Politik Memang Seaduhai Ini, Ibu Ratna, Dimaklumi Saja

Ratna Sarumpaet berkilah wajahnya yang bengap disebabkan penganiayaan, yang kemudian, entah bagaimana menjadi kebohongan yang berlanjut.

Penulis: T. Agus Khaidir | Editor: T. Agus Khaidir
TRIBUNNEWS/JEPRIMA
Ratna Sarumpaet saat menggelar konferensi pers terkait pemberitaan penganiayaan dirinya di Kampung Melayu Kecil, Jakarta Timur, Rabu (3/10/2018). Pada konferensi pers tersebut Ratna mengaku berbohong tentang penganiayaan dirinya melainkan pada 21 September 2018, dirinya menemui dokter bedah plastik di Jakarta untuk menjalani sedot lemak di pipi. 

RATNA Sarumpaet telah membuat pengakuan terbuka bahwa dirinya berbohong. Satu sikap yang tentu saja sangat berani. Sebagai seorang aktivis, sebagai oposan, dengan reputasi besar, Ratna pasti paham langkah yang diambilnya memiliki konsekuensi yang sungguh tidak main-main.

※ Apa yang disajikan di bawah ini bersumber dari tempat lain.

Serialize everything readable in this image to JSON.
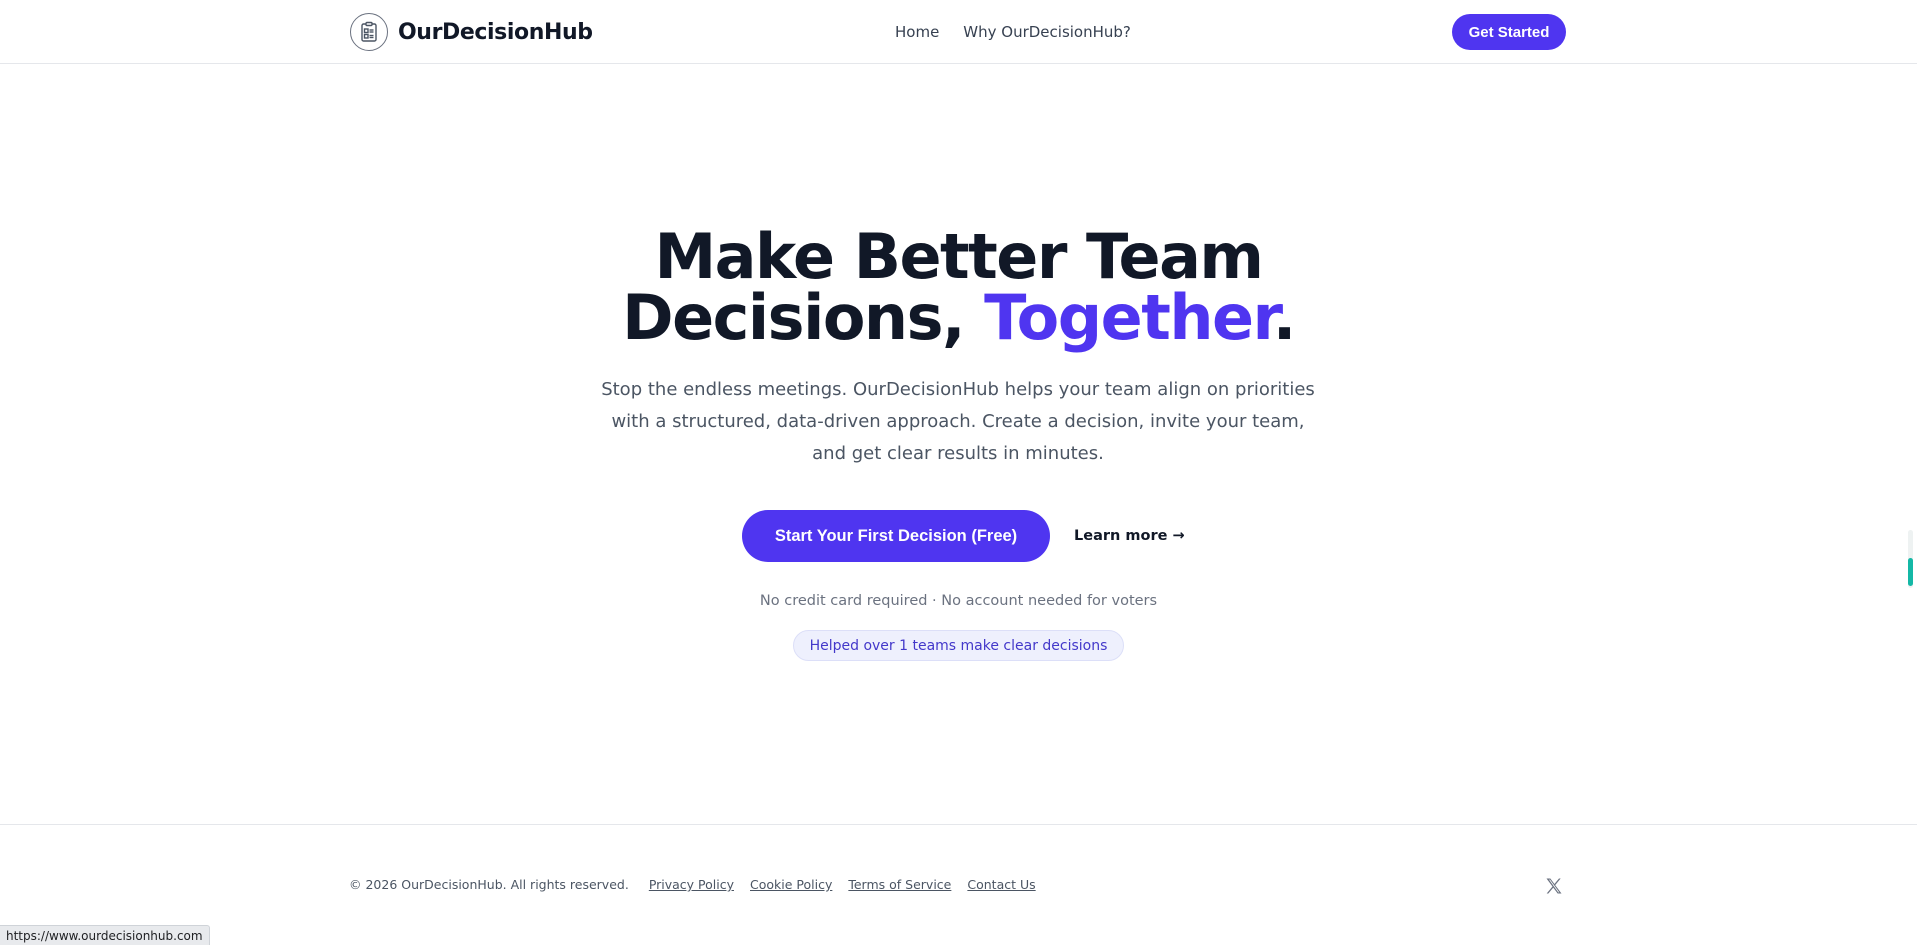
{
  "header": {
    "brand": "OurDecisionHub",
    "logo_icon": "clipboard-document-icon",
    "nav": [
      {
        "label": "Home"
      },
      {
        "label": "Why OurDecisionHub?"
      }
    ],
    "cta_label": "Get Started"
  },
  "hero": {
    "title_line1": "Make Better Team",
    "title_line2_prefix": "Decisions, ",
    "title_line2_accent": "Together",
    "title_line2_suffix": ".",
    "subtitle": "Stop the endless meetings. OurDecisionHub helps your team align on priorities with a structured, data-driven approach. Create a decision, invite your team, and get clear results in minutes.",
    "primary_cta": "Start Your First Decision (Free)",
    "secondary_cta": "Learn more →",
    "fine_print": "No credit card required · No account needed for voters",
    "badge": "Helped over 1 teams make clear decisions"
  },
  "footer": {
    "copyright": "© 2026 OurDecisionHub. All rights reserved.",
    "links": [
      {
        "label": "Privacy Policy"
      },
      {
        "label": "Cookie Policy"
      },
      {
        "label": "Terms of Service"
      },
      {
        "label": "Contact Us"
      }
    ],
    "social_icon": "x-twitter-icon"
  },
  "status_bar": {
    "url": "https://www.ourdecisionhub.com"
  },
  "colors": {
    "accent": "#4f35f0",
    "text_dark": "#111827",
    "text_muted": "#4b5563",
    "badge_bg": "#eef0fd",
    "scroll_thumb": "#14b8a6"
  }
}
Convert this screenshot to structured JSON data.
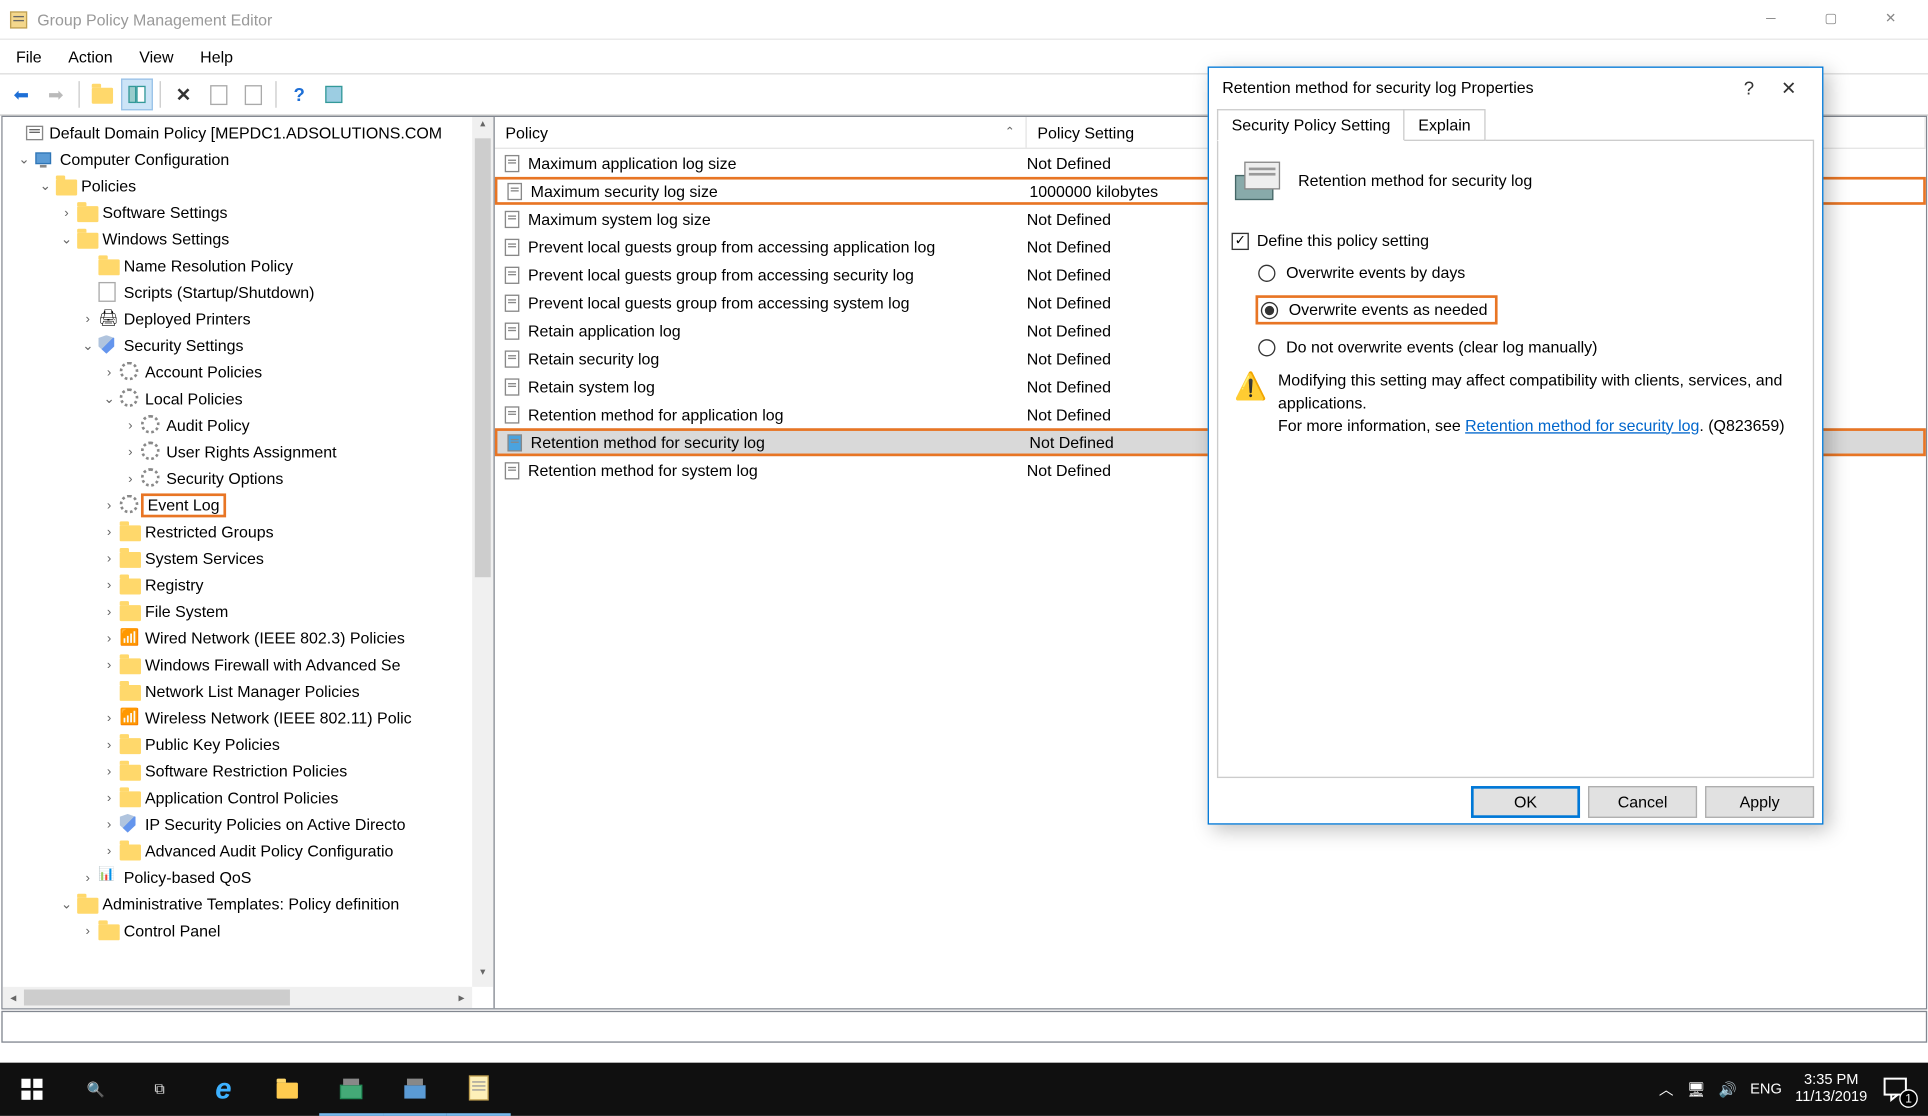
{
  "window": {
    "title": "Group Policy Management Editor",
    "menu": [
      "File",
      "Action",
      "View",
      "Help"
    ]
  },
  "tree": {
    "root": "Default Domain Policy [MEPDC1.ADSOLUTIONS.COM",
    "nodes": {
      "computer_config": "Computer Configuration",
      "policies": "Policies",
      "software_settings": "Software Settings",
      "windows_settings": "Windows Settings",
      "name_res": "Name Resolution Policy",
      "scripts": "Scripts (Startup/Shutdown)",
      "deployed_printers": "Deployed Printers",
      "security_settings": "Security Settings",
      "account_policies": "Account Policies",
      "local_policies": "Local Policies",
      "audit_policy": "Audit Policy",
      "user_rights": "User Rights Assignment",
      "security_options": "Security Options",
      "event_log": "Event Log",
      "restricted_groups": "Restricted Groups",
      "system_services": "System Services",
      "registry": "Registry",
      "file_system": "File System",
      "wired_network": "Wired Network (IEEE 802.3) Policies",
      "firewall": "Windows Firewall with Advanced Se",
      "netlist": "Network List Manager Policies",
      "wireless": "Wireless Network (IEEE 802.11) Polic",
      "pki": "Public Key Policies",
      "srp": "Software Restriction Policies",
      "appctrl": "Application Control Policies",
      "ipsec": "IP Security Policies on Active Directo",
      "adv_audit": "Advanced Audit Policy Configuratio",
      "qos": "Policy-based QoS",
      "admin_templates": "Administrative Templates: Policy definition",
      "control_panel": "Control Panel"
    }
  },
  "list": {
    "headers": {
      "policy": "Policy",
      "setting": "Policy Setting"
    },
    "rows": [
      {
        "name": "Maximum application log size",
        "setting": "Not Defined"
      },
      {
        "name": "Maximum security log size",
        "setting": "1000000 kilobytes",
        "hl": true
      },
      {
        "name": "Maximum system log size",
        "setting": "Not Defined"
      },
      {
        "name": "Prevent local guests group from accessing application log",
        "setting": "Not Defined"
      },
      {
        "name": "Prevent local guests group from accessing security log",
        "setting": "Not Defined"
      },
      {
        "name": "Prevent local guests group from accessing system log",
        "setting": "Not Defined"
      },
      {
        "name": "Retain application log",
        "setting": "Not Defined"
      },
      {
        "name": "Retain security log",
        "setting": "Not Defined"
      },
      {
        "name": "Retain system log",
        "setting": "Not Defined"
      },
      {
        "name": "Retention method for application log",
        "setting": "Not Defined"
      },
      {
        "name": "Retention method for security log",
        "setting": "Not Defined",
        "sel": true,
        "hl": true
      },
      {
        "name": "Retention method for system log",
        "setting": "Not Defined"
      }
    ]
  },
  "dialog": {
    "title": "Retention method for security log Properties",
    "tabs": {
      "main": "Security Policy Setting",
      "explain": "Explain"
    },
    "heading": "Retention method for security log",
    "define": "Define this policy setting",
    "radios": {
      "by_days": "Overwrite events by days",
      "as_needed": "Overwrite events as needed",
      "no_overwrite": "Do not overwrite events (clear log manually)"
    },
    "warning": {
      "line1": "Modifying this setting may affect compatibility with clients, services, and applications.",
      "line2a": "For more information, see ",
      "link": "Retention method for security log",
      "line2b": ". (Q823659)"
    },
    "buttons": {
      "ok": "OK",
      "cancel": "Cancel",
      "apply": "Apply"
    }
  },
  "taskbar": {
    "lang": "ENG",
    "time": "3:35 PM",
    "date": "11/13/2019",
    "notif_count": "1"
  }
}
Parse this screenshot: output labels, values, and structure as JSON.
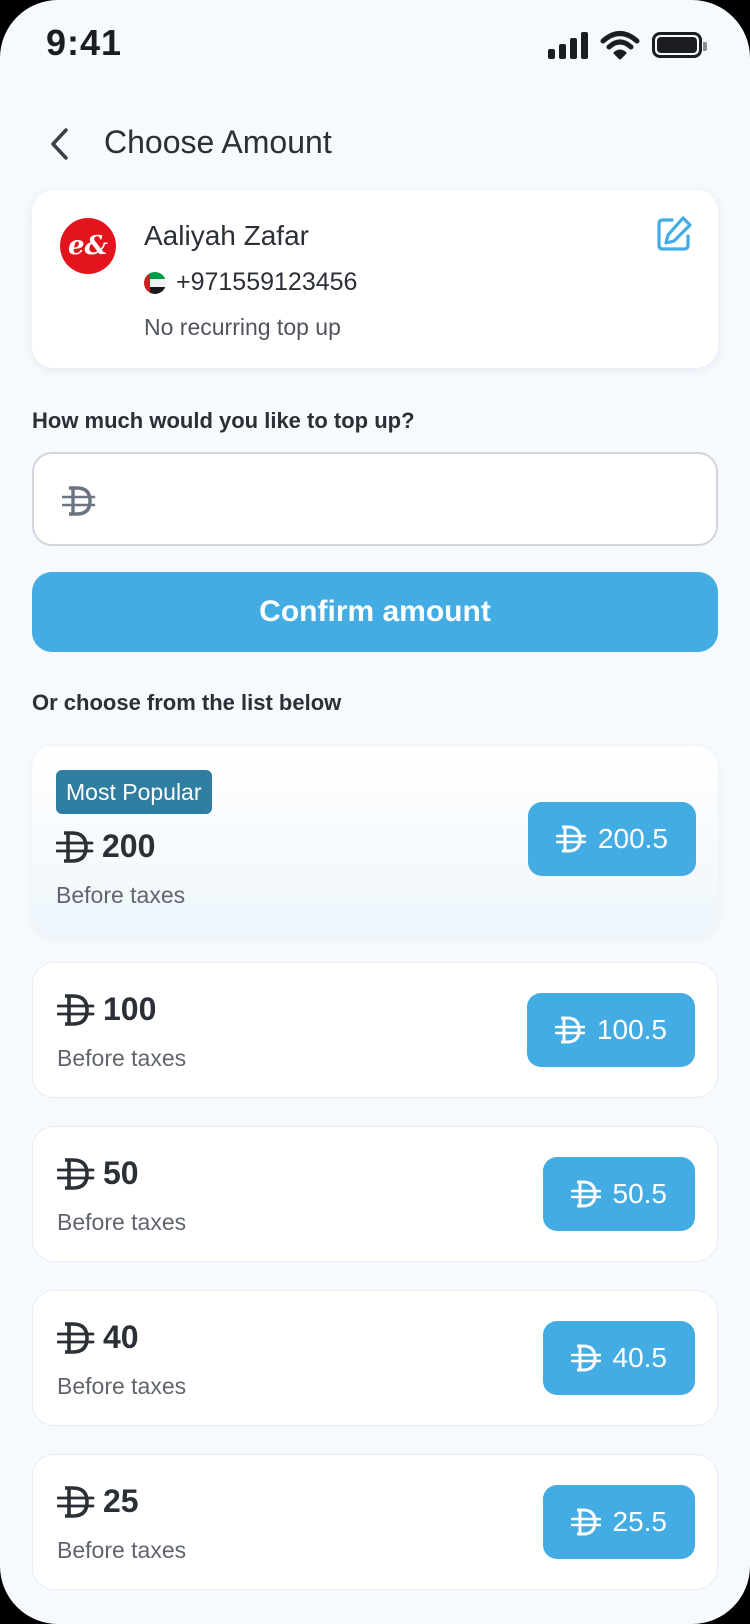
{
  "status_bar": {
    "time": "9:41"
  },
  "header": {
    "title": "Choose Amount"
  },
  "contact": {
    "name": "Aaliyah Zafar",
    "phone": "+971559123456",
    "recurring": "No recurring top up"
  },
  "topup": {
    "question": "How much would you like to top up?",
    "input_value": "",
    "confirm_label": "Confirm amount"
  },
  "list_label": "Or choose from the list below",
  "plans": [
    {
      "badge": "Most Popular",
      "amount": "200",
      "subtitle": "Before taxes",
      "price": "200.5"
    },
    {
      "amount": "100",
      "subtitle": "Before taxes",
      "price": "100.5"
    },
    {
      "amount": "50",
      "subtitle": "Before taxes",
      "price": "50.5"
    },
    {
      "amount": "40",
      "subtitle": "Before taxes",
      "price": "40.5"
    },
    {
      "amount": "25",
      "subtitle": "Before taxes",
      "price": "25.5"
    }
  ],
  "colors": {
    "accent": "#42ace3",
    "badge": "#2f7ea1",
    "operator": "#e3141e",
    "text": "#2b2f36"
  },
  "icons": {
    "back": "chevron-left-icon",
    "edit": "edit-icon",
    "currency": "dirham-icon"
  }
}
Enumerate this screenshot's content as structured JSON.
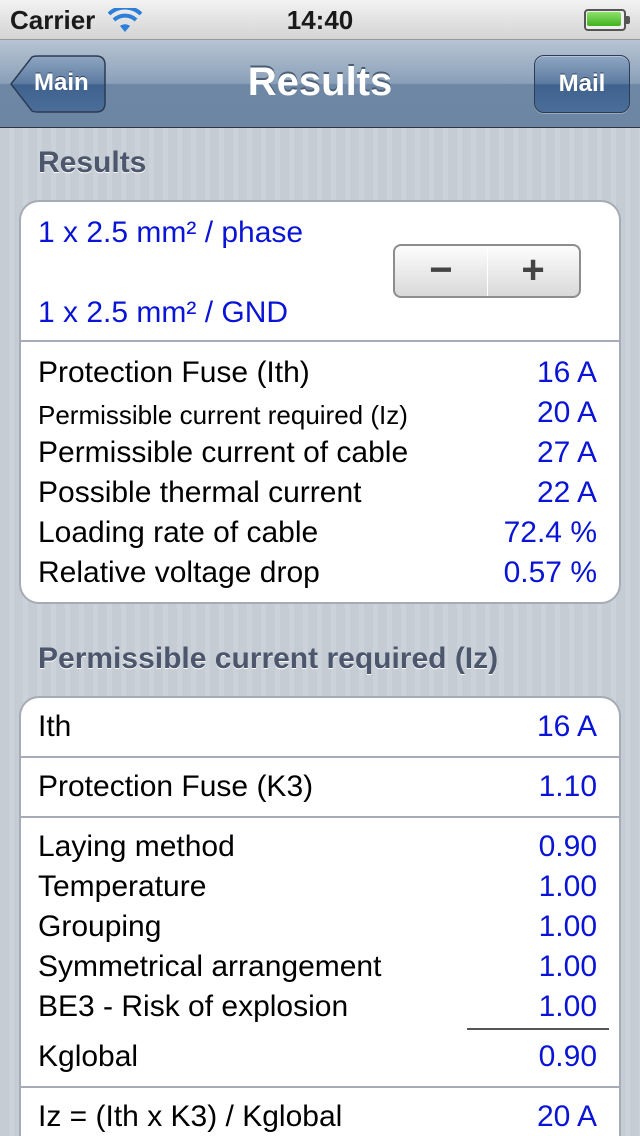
{
  "status_bar": {
    "carrier": "Carrier",
    "time": "14:40",
    "battery_level": 1.0
  },
  "nav": {
    "title": "Results",
    "back_label": "Main",
    "right_label": "Mail"
  },
  "colors": {
    "value_blue": "#0a14d6",
    "header_text": "#4c566c",
    "nav_bar": "#6d87a5"
  },
  "results_section": {
    "header": "Results",
    "cable_phase": "1 x 2.5 mm² / phase",
    "cable_gnd": "1 x 2.5 mm² / GND",
    "stepper_minus": "−",
    "stepper_plus": "+",
    "rows": [
      {
        "label": "Protection Fuse (Ith)",
        "value": "16 A"
      },
      {
        "label": "Permissible current required (Iz)",
        "value": "20 A"
      },
      {
        "label": "Permissible current of cable",
        "value": "27 A"
      },
      {
        "label": "Possible thermal current",
        "value": "22 A"
      },
      {
        "label": "Loading rate of cable",
        "value": "72.4 %"
      },
      {
        "label": "Relative voltage drop",
        "value": "0.57 %"
      }
    ]
  },
  "iz_section": {
    "header": "Permissible current required (Iz)",
    "ith": {
      "label": "Ith",
      "value": "16 A"
    },
    "k3": {
      "label": "Protection Fuse (K3)",
      "value": "1.10"
    },
    "factors": [
      {
        "label": "Laying method",
        "value": "0.90"
      },
      {
        "label": "Temperature",
        "value": "1.00"
      },
      {
        "label": "Grouping",
        "value": "1.00"
      },
      {
        "label": "Symmetrical arrangement",
        "value": "1.00"
      },
      {
        "label": "BE3 - Risk of explosion",
        "value": "1.00"
      }
    ],
    "kglobal": {
      "label": "Kglobal",
      "value": "0.90"
    },
    "formula": {
      "label": "Iz = (Ith x K3) / Kglobal",
      "value": "20 A"
    }
  }
}
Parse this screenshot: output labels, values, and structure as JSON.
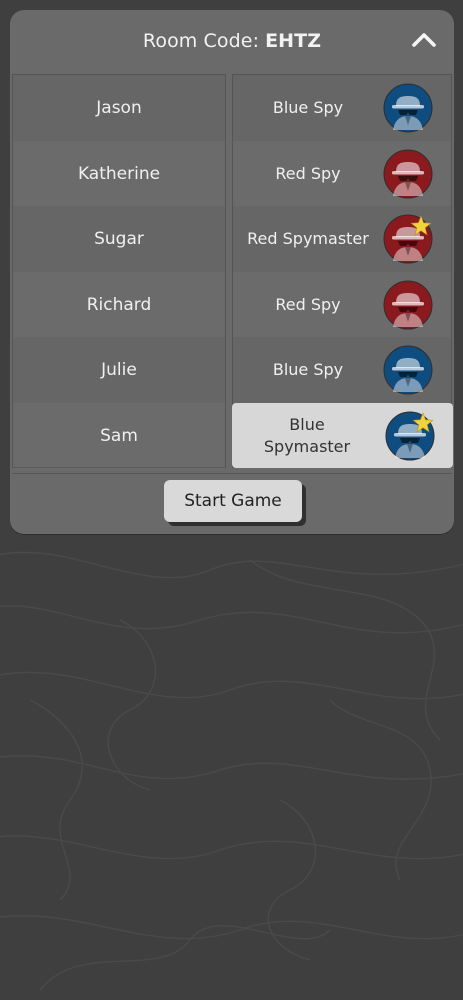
{
  "header": {
    "room_code_label": "Room Code:",
    "room_code": "EHTZ",
    "collapse_icon": "chevron-up-icon"
  },
  "players": [
    {
      "name": "Jason",
      "role": "Blue Spy",
      "team": "blue",
      "spymaster": false
    },
    {
      "name": "Katherine",
      "role": "Red Spy",
      "team": "red",
      "spymaster": false
    },
    {
      "name": "Sugar",
      "role": "Red Spymaster",
      "team": "red",
      "spymaster": true
    },
    {
      "name": "Richard",
      "role": "Red Spy",
      "team": "red",
      "spymaster": false
    },
    {
      "name": "Julie",
      "role": "Blue Spy",
      "team": "blue",
      "spymaster": false
    },
    {
      "name": "Sam",
      "role": "Blue Spymaster",
      "team": "blue",
      "spymaster": true,
      "selected": true
    }
  ],
  "start_button_label": "Start Game",
  "colors": {
    "blue_team": "#0f4c7f",
    "red_team": "#8b1a1f",
    "star": "#f4d23a"
  }
}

Berbohong sejatinya bukan sesuatu yang asing-asing amat dalam politik. Justru sebaliknya merupakan dua hal yang nyaris bersisian dan dipisahkan oleh pembatas yang hampir-hampir tidak terlihat saking tipisnya. Oleh sebab itu, bohong dan kebohongan seakan-akan menjadi satu dalam bahasa politik yang memang didesain sedemikian rupa untuk membuat segala bentuk kebohongan jadi terkesan tidak ngibul.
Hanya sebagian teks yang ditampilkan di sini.